Our recent health study of more than 1,000 seafarers, conducted in partnership with the Yale University, indicated that more than a quarter of seafarers show signs of depression. Nearly half of the seafarers who reported symptoms of depression said they had not asked anybody for help, and only 21% had spoken to a colleague despite spending months on a ship together. Participants said the quality and amount of food on board could have a big impact on their mental health, alongside isolation from their families and length of their contracts.

Similarly, we worked with Inmarsat and researchers from Royal Holloway, the University of London, to examine the effect on seafarers with limited or non-existent digital access.

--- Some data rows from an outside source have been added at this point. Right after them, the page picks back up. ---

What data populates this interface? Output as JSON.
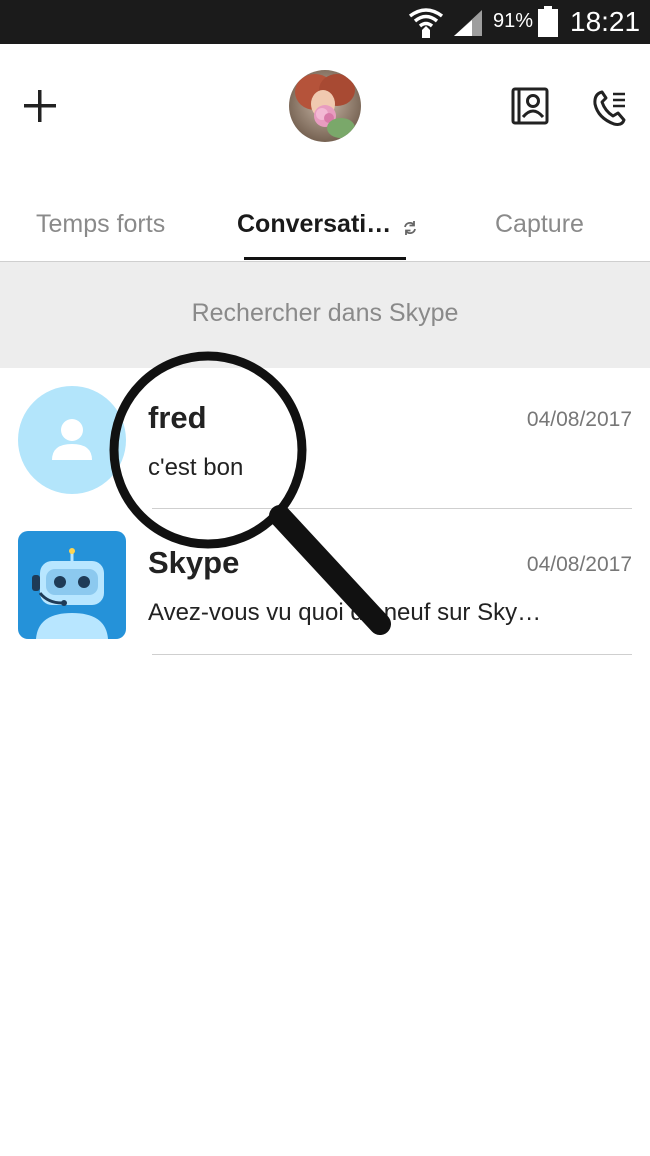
{
  "status_bar": {
    "battery_percent": "91%",
    "time": "18:21",
    "icons": [
      "wifi-icon",
      "signal-icon",
      "battery-icon"
    ]
  },
  "header": {
    "icons": [
      "plus-icon",
      "profile-avatar",
      "contacts-icon",
      "call-log-icon"
    ]
  },
  "tabs": [
    {
      "label": "Temps forts",
      "active": false
    },
    {
      "label": "Conversati…",
      "active": true
    },
    {
      "label": "Capture",
      "active": false
    }
  ],
  "search": {
    "placeholder": "Rechercher dans Skype"
  },
  "conversations": [
    {
      "name": "fred",
      "date": "04/08/2017",
      "preview": "c'est bon",
      "avatar": "default-user-avatar"
    },
    {
      "name": "Skype",
      "date": "04/08/2017",
      "preview": "Avez-vous vu quoi de neuf sur Sky…",
      "avatar": "skype-bot-avatar"
    }
  ],
  "colors": {
    "status_bar_bg": "#1b1b1b",
    "search_bg": "#ededed",
    "avatar_default_bg": "#b3e5fb",
    "bot_avatar_bg": "#2592d9",
    "active_tab_underline": "#111111"
  }
}
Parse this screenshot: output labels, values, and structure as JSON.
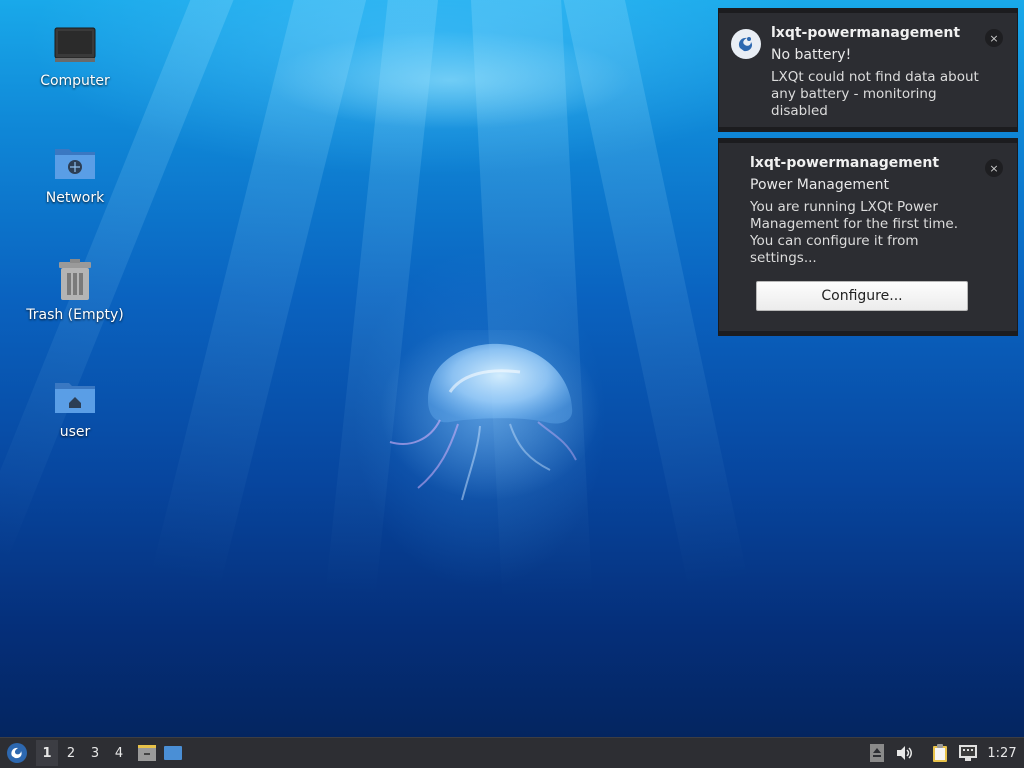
{
  "desktop": {
    "icons": [
      {
        "name": "computer",
        "label": "Computer"
      },
      {
        "name": "network",
        "label": "Network"
      },
      {
        "name": "trash",
        "label": "Trash (Empty)"
      },
      {
        "name": "home",
        "label": "user"
      }
    ]
  },
  "notifications": [
    {
      "app": "lxqt-powermanagement",
      "summary": "No battery!",
      "body": "LXQt could not find data about any battery - monitoring disabled",
      "close_glyph": "×"
    },
    {
      "app": "lxqt-powermanagement",
      "summary": "Power Management",
      "body": "You are running LXQt Power Management for the first time. You can configure it from settings...",
      "button": "Configure...",
      "close_glyph": "×"
    }
  ],
  "taskbar": {
    "workspaces": [
      "1",
      "2",
      "3",
      "4"
    ],
    "active_workspace": "1",
    "clock": "1:27"
  },
  "colors": {
    "panel": "#2d2e33",
    "notification_bg": "#2c2d32",
    "folder_blue": "#4a8fd6"
  }
}
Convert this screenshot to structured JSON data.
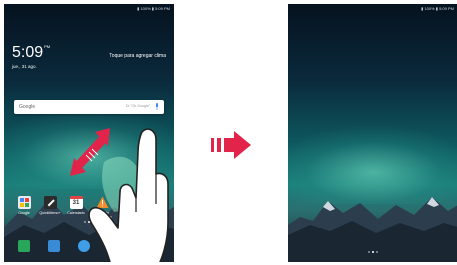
{
  "left_screen": {
    "status_text": "▮ 100% ▮ 5:09 PM",
    "clock": {
      "time": "5:09",
      "ampm": "PM",
      "date": "jue., 31 ago."
    },
    "weather_prompt": "Toque para agregar clima",
    "search": {
      "brand": "Google",
      "hint": "Di \"Ok Google\""
    },
    "apps": [
      {
        "label": "Google",
        "color": "#e8eaf0",
        "icon": "google-folder-icon"
      },
      {
        "label": "QuickMemo+",
        "color": "#2b2b2b",
        "icon": "quickmemo-icon"
      },
      {
        "label": "Calendario",
        "color": "#ffffff",
        "icon": "calendar-icon",
        "badge": "31"
      },
      {
        "label": "Alerta de Emergencia",
        "color": "#f28c28",
        "icon": "emergency-alert-icon"
      }
    ],
    "dock": [
      {
        "icon": "contacts-icon",
        "color": "#2aa65a"
      },
      {
        "icon": "messaging-icon",
        "color": "#3a8bd6"
      },
      {
        "icon": "browser-icon",
        "color": "#3f9ee8"
      },
      {
        "icon": "camera-icon",
        "color": "#e8eef6"
      },
      {
        "icon": "gallery-icon",
        "color": "#f05f6f"
      }
    ],
    "pager_active": 1
  },
  "right_screen": {
    "status_text": "▮ 100% ▮ 5:09 PM",
    "pager_active": 1
  },
  "colors": {
    "arrow": "#e2234a"
  }
}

The ‘Navigating Everyday Connectivities at Sea’ study revealed that a lack of connectivity significantly impacted on mental wellbeing, social cohesion on board, domestic relationships, as well as operational efficiency and safety, while highlighting its critical role in attracting new talent to the industry. It is clear that many seafarers remain under-prepared for some of the harsh realities that life at sea brings. Even everyday worries can be compounded by the distance from their loved ones.

Thus, we are looking to shipowners and the industry at large to prioritise crew wellness and invest in training – such as our own ‘Wellness at Sea’ coaching programme and e-learning site – to help our seafarers enjoy bright careers at sea. We want our seafarers to be empowered with the tools they need to be able to recognise and pre-empt signs of mental ill health, for themselves and their crew.

A healthy crew makes for a healthy ship, and, ultimately, a healthy balance sheet.

With the whole industry support, we firmly believe that we can bring further positive changes for those our 200-year-old charity continues to serve – the seafarers on whom we all depend.